Months passed on. Southward along the coast they sailed, landing here and there and penetrating inland, still hopeful of finding the enchanted spring. But wherever it might lie hidden, they found it not, for the marks of age which nature had brought clung to them still, and a bitterly disappointed man was Juan Ponce de Leon when he turned the prows of his ships away from the new-found shores and sailed back to Porto Rico.

The Will-o'-the-wisp he sought had baffled him, yet something of worth remained, for he had made a discovery of importance, the "Island of Florida," as he called it and thought it to be. To Spain he went with the news of his voyage, and told the story of his discovery to King Ferdinand, to whom Columbus had told his wonderful tale some twenty years before. The king at once appointed him governor of Florida, and gave him full permission to plant a colony in the new land—continent or island as it might prove to be.

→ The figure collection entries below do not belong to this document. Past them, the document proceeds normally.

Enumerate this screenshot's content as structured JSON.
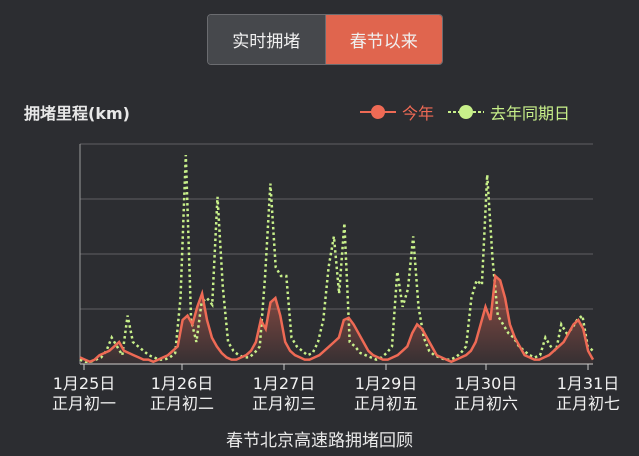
{
  "tabs": {
    "realtime": "实时拥堵",
    "spring": "春节以来"
  },
  "chart_data": {
    "type": "line",
    "ylabel": "拥堵里程(km)",
    "subtitle": "春节北京高速路拥堵回顾",
    "x_ticks": [
      {
        "date": "1月25日",
        "lunar": "正月初一"
      },
      {
        "date": "1月26日",
        "lunar": "正月初二"
      },
      {
        "date": "1月27日",
        "lunar": "正月初三"
      },
      {
        "date": "1月29日",
        "lunar": "正月初五"
      },
      {
        "date": "1月30日",
        "lunar": "正月初六"
      },
      {
        "date": "1月31日",
        "lunar": "正月初七"
      }
    ],
    "ylim": [
      0,
      100
    ],
    "series": [
      {
        "name": "今年",
        "color": "#ee6a55",
        "values": [
          3,
          2,
          1,
          2,
          4,
          5,
          6,
          8,
          10,
          6,
          5,
          4,
          3,
          2,
          2,
          1,
          2,
          3,
          4,
          6,
          8,
          20,
          22,
          18,
          26,
          32,
          20,
          12,
          8,
          5,
          3,
          2,
          2,
          3,
          4,
          6,
          10,
          20,
          16,
          28,
          30,
          22,
          10,
          6,
          4,
          3,
          2,
          2,
          3,
          4,
          6,
          8,
          10,
          12,
          20,
          21,
          18,
          14,
          10,
          6,
          4,
          3,
          2,
          2,
          3,
          4,
          6,
          8,
          14,
          18,
          16,
          12,
          8,
          4,
          3,
          2,
          1,
          2,
          3,
          4,
          6,
          10,
          18,
          26,
          20,
          40,
          38,
          30,
          18,
          12,
          8,
          4,
          3,
          2,
          2,
          3,
          4,
          6,
          8,
          10,
          14,
          18,
          20,
          16,
          6,
          2
        ]
      },
      {
        "name": "去年同期日",
        "color": "#c8f08a",
        "values": [
          2,
          1,
          1,
          2,
          3,
          6,
          12,
          8,
          4,
          22,
          10,
          8,
          6,
          4,
          3,
          2,
          2,
          3,
          5,
          30,
          95,
          20,
          10,
          28,
          30,
          27,
          76,
          35,
          10,
          6,
          4,
          3,
          3,
          5,
          8,
          40,
          82,
          44,
          40,
          40,
          12,
          8,
          6,
          4,
          5,
          10,
          20,
          44,
          58,
          32,
          64,
          10,
          8,
          5,
          4,
          3,
          2,
          3,
          5,
          8,
          42,
          26,
          34,
          58,
          26,
          12,
          6,
          4,
          3,
          2,
          2,
          3,
          5,
          8,
          30,
          38,
          36,
          86,
          48,
          22,
          18,
          14,
          12,
          8,
          6,
          4,
          3,
          4,
          12,
          8,
          6,
          18,
          14,
          16,
          20,
          22,
          8,
          6
        ],
        "dots": [
          2,
          1,
          1,
          2,
          3,
          6,
          12,
          8,
          4,
          22,
          10,
          8,
          6,
          4,
          3,
          2,
          2,
          3,
          5,
          30,
          95,
          20,
          10,
          28,
          30,
          27,
          76,
          35,
          10,
          6,
          4,
          3,
          3,
          5,
          8,
          40,
          82,
          44,
          40,
          40,
          12,
          8,
          6,
          4,
          5,
          10,
          20,
          44,
          58,
          32,
          64,
          10,
          8,
          5,
          4,
          3,
          2,
          3,
          5,
          8,
          42,
          26,
          34,
          58,
          26,
          12,
          6,
          4,
          3,
          2,
          2,
          3,
          5,
          8,
          30,
          38,
          36,
          86,
          48,
          22,
          18,
          14,
          12,
          8,
          6,
          4,
          3,
          4,
          12,
          8,
          6,
          18,
          14,
          16,
          20,
          22,
          8,
          6
        ]
      }
    ]
  }
}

De Leon may still have nourished hopes in his heart of finding the fabled fountain when, in 1521, he returned to plant the colony granted by the king. But the natives of Florida had seen enough of the Spaniards in their former visit, and now met them with arrows instead of flowers and smiles. Fierce fights ensued, and their efforts to establish themselves on the new shores proved in vain. In the end their leader received so severe an arrow wound that he withdrew and left to the victorious Indians the ownership of their land. The arrow was poisoned, and his wound proved mortal. In a short time after reaching Cuba he died, having found death instead of youth in the land of flowers.

We may quote the words of the historian Robertson in support of the fancy which led De Leon in the path of discovery: "The Spaniards, at that period, were engaged in a career of activity which gave a romantic turn to their imagination and daily presented to them strange and marvelous objects. A new world was opened to their view. They visited islands and continents of whose existence mankind in former ages had no conception. In those delightful countries nature seemed to assume another form; every tree and plant and animal was different from those of the ancient hemisphere. They seemed to be transported into enchanted ground; and, after the wonders which they had seen, nothing, in the warmth and novelty of their imagination, appeared to them so extraordinary as to be beyond belief. If the rapid succession of new and striking scenes made such impression on the sound understanding of Columbus that he boasted of having found the seat of Paradise, it will not appear strange that Ponce de Leon should dream of discovering the fountain of youth."

All we need say farther is that the first attempt to colonize the shores of the great republic of the future years ended in disaster and death. Yet De Leon's hope was not fully amiss, for in our own day many seek that flowery land in quest of youthful strength. They do not now hope to find it by bathing in any magic fountain, but it comes to them by breathing its health-giving atmosphere and basking in its magic clime.